Montreal: a city you leave and always come back to
It all starts in 2013. I land in Montreal for a graduate degree in e-business at HEC — one of the top French-speaking business schools in North America. First shock: here, work is a practice, not a theory. Courses are grounded in real cases, professors all have one foot in industry, and students come from every corner of the world.
Montreal keeps me. After graduating, I return in 2016 as a web advisor at HEC — this time to build, supervise and evolve WordPress sites, coordinate complex projects, and get hands-on with cybersecurity. It’s a school of discipline and prioritization that no classroom could have offered me.
Montreal teaches you that French-speaking culture can be ambitious, international, and laid-back all at once. It reconciles things that France tends to keep apart.
Vancouver: autonomy at full speed
In 2018, after some time in Montreal (and a brief return to Paris), I cross the country to join Vancouver. A different city, a different world: the Pacific coast, ocean and mountains, a cosmopolitan metropolis where English is the language of work and ambition is the norm. CBRE takes me on — end-to-end web project management, real estate platforms, advanced SEO, security. A demanding role in a global firm where you’re judged on results, not appearances.
North American work culture makes complete sense here. No micromanagement. Trust granted from day one — yours to keep. If something broke at 11pm, it was my responsibility to fix it. Demanding — and incredibly formative.
Vancouver is where the word “ownership” became concrete for me — before it became the very core of my professional identity as a Product Owner.

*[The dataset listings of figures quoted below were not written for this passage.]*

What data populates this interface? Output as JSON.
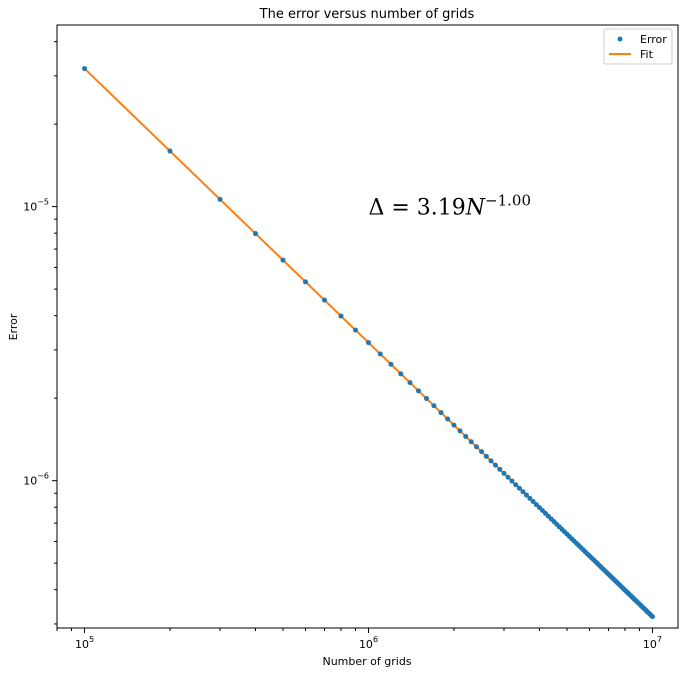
{
  "chart_data": {
    "type": "scatter",
    "title": "The error versus number of grids",
    "xlabel": "Number of grids",
    "ylabel": "Error",
    "xscale": "log",
    "yscale": "log",
    "xlim": [
      80000,
      12300000
    ],
    "ylim": [
      2.9e-07,
      4.6e-05
    ],
    "x_ticks": [
      {
        "value": 100000,
        "base": "10",
        "exp": "5"
      },
      {
        "value": 1000000,
        "base": "10",
        "exp": "6"
      },
      {
        "value": 10000000,
        "base": "10",
        "exp": "7"
      }
    ],
    "y_ticks": [
      {
        "value": 1e-06,
        "base": "10",
        "exp": "−6"
      },
      {
        "value": 1e-05,
        "base": "10",
        "exp": "−5"
      }
    ],
    "grid": false,
    "legend": {
      "position": "top-right",
      "entries": [
        "Error",
        "Fit"
      ]
    },
    "series": [
      {
        "name": "Error",
        "kind": "points",
        "color": "#1f77b4",
        "x_start": 100000,
        "x_step": 100000,
        "x_end": 10000000,
        "y_formula": "3.19 / x",
        "sample_points": [
          {
            "x": 100000,
            "y": 3.19e-05
          },
          {
            "x": 200000,
            "y": 1.595e-05
          },
          {
            "x": 300000,
            "y": 1.063e-05
          },
          {
            "x": 1000000,
            "y": 3.19e-06
          },
          {
            "x": 10000000,
            "y": 3.19e-07
          }
        ]
      },
      {
        "name": "Fit",
        "kind": "line",
        "color": "#ff7f0e",
        "coefficient": 3.19,
        "exponent": -1.0,
        "x_range": [
          100000,
          10000000
        ]
      }
    ],
    "annotation": {
      "prefix": "Δ = 3.19",
      "var": "N",
      "exp": "−1.00",
      "anchor": {
        "x": 1000000,
        "y": 1e-05
      }
    }
  }
}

What those years left me with
Between Montreal and Vancouver, Canada gave me what’s hard to find when you stay close to home: real international exposure, a no-nonsense results-driven culture, a different relationship with space and time — and above all, a self-confidence that only comes from figuring things out far from everything familiar.
If you’re on the fence about taking the leap and working abroad: do it. The worst that can happen is that you come back changed. And that’s exactly the point.
You never really come back from Vancouver. Part of you stays there — the part that needed to be shaken up to grow.